単位時間内(例えば一年間)に外的要因(例えば、捕食者に襲われて命を落とす、とか)により命を落とす確率。

外的死亡率が高い環境に棲む生物は、のんびり子供を1年間に1匹ずつ産んではいられない。さっさと、短期間にたくさんの子供を残さねばならない。
いつ兵隊に取られて戦争で死ぬかもしれない境遇では、早めに結婚した方がいい。

逆に外的死亡率が低い生物はそんなに慌てて無理して子供を短期間に産まずとも、毎年少しずつ無理ない範囲で産んでゆけばよい。

こうもりは、哺乳類で唯一空を飛べるため、捕食者に狙われる命を落とす危険性が少ない。それゆえ、ネズミに比べて外的死亡率が低い。

つまり、こうもりはネズミと違って「生き急ぐ」必要がないのである。

鳥も哺乳類と同様に恒温動物であるが、小型の鳥も同様な理由で同じくらいの大きさの哺乳類よりは最長寿命が長い。

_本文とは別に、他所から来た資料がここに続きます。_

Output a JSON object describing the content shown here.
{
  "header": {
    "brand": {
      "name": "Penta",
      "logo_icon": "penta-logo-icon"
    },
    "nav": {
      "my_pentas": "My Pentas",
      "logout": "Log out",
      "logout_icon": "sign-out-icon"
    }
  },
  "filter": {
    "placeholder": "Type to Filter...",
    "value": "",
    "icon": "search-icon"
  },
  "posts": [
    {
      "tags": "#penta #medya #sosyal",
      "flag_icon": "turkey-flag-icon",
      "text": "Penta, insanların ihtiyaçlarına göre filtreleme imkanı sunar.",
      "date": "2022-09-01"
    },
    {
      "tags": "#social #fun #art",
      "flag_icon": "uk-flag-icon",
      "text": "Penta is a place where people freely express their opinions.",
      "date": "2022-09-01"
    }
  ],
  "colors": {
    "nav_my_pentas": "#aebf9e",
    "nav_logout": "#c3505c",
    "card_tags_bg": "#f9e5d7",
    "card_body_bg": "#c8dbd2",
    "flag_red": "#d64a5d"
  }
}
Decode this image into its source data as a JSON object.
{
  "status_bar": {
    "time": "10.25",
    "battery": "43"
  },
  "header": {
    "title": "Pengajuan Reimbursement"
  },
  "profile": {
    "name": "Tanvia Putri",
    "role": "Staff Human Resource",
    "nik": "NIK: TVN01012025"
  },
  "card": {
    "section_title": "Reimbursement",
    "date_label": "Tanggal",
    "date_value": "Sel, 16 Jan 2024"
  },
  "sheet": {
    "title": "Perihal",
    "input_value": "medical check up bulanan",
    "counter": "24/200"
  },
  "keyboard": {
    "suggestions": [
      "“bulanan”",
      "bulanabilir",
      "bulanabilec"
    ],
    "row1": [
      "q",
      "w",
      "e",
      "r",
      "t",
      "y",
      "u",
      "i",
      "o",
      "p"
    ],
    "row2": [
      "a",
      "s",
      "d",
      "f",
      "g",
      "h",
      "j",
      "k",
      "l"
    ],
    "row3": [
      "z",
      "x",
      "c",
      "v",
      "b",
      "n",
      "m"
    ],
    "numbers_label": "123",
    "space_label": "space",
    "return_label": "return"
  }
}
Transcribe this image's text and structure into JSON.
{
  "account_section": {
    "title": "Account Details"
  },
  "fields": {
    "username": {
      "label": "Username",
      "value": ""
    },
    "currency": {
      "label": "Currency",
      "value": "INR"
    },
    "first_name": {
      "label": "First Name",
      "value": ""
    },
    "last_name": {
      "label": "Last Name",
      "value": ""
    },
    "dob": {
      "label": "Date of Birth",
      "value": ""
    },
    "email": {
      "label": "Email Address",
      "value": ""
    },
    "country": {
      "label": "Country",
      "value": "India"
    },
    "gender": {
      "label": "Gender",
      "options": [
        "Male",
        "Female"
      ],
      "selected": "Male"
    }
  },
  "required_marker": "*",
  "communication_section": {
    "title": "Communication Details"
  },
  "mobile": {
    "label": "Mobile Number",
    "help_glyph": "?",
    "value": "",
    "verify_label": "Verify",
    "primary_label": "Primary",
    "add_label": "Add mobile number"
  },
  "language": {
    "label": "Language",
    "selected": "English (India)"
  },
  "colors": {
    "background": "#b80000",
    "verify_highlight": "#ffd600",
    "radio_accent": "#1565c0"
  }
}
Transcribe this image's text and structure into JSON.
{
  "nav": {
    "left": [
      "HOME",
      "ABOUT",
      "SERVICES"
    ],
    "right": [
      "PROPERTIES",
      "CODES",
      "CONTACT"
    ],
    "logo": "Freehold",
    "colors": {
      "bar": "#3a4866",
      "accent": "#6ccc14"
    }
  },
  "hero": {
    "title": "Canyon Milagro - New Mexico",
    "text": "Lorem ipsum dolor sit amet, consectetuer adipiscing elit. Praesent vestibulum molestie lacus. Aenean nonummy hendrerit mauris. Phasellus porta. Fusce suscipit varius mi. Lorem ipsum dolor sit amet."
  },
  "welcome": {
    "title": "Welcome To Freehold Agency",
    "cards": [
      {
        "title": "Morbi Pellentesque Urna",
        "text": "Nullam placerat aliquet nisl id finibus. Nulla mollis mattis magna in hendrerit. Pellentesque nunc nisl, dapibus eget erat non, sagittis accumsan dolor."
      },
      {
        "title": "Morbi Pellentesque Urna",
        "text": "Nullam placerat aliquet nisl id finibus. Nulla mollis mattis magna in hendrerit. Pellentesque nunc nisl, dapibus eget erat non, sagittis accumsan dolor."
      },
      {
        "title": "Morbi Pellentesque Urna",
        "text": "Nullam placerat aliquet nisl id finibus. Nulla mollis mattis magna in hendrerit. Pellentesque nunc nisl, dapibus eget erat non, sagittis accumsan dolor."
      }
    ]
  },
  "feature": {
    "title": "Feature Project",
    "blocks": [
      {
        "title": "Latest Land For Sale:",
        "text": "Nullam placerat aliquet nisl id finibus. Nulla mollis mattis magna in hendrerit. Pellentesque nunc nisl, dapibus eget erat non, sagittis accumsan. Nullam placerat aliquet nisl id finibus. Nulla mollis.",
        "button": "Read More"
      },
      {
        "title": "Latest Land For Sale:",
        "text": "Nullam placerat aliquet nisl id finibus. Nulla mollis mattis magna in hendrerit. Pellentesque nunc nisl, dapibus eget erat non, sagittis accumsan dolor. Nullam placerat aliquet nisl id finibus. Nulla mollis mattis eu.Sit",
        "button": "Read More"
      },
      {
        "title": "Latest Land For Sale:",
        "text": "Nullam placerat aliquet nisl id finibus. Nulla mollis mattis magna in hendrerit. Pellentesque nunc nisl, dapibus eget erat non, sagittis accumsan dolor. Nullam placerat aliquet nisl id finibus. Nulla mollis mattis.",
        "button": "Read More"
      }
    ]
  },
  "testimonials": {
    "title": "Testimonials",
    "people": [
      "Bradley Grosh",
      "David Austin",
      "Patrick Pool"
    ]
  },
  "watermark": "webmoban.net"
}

インコの仲間のヨウム(洋鵡)の最長寿命は50年という。




これは環境的要因が生物の最長寿命(老化するスピード)を左右する例と言ってよい。

つまり、最長何年生きるように設計されているか、という最長寿命は活性酸素、テロメアなどの内的要因だけで決まるものでなく、外的要因によっても大いに影響を受けるという、極めて当たり前の帰結。

樹上生物の動物も比較的、外的死亡率が低い。
ヒトは樹上生活を捨てたが、頭脳と武器により他の生物を寄せ付けない不動の地位を築いたため、外的死亡率は極めて低くなった。

人類が長寿に堪えられる設計のボディーになれたのは、外的死亡率の低さが一因と言ってよいだろう。

オッポサムでも、外敵のいない島に暮らすものは、大陸に棲むものよりも老化速度が遅く、寿命が長い。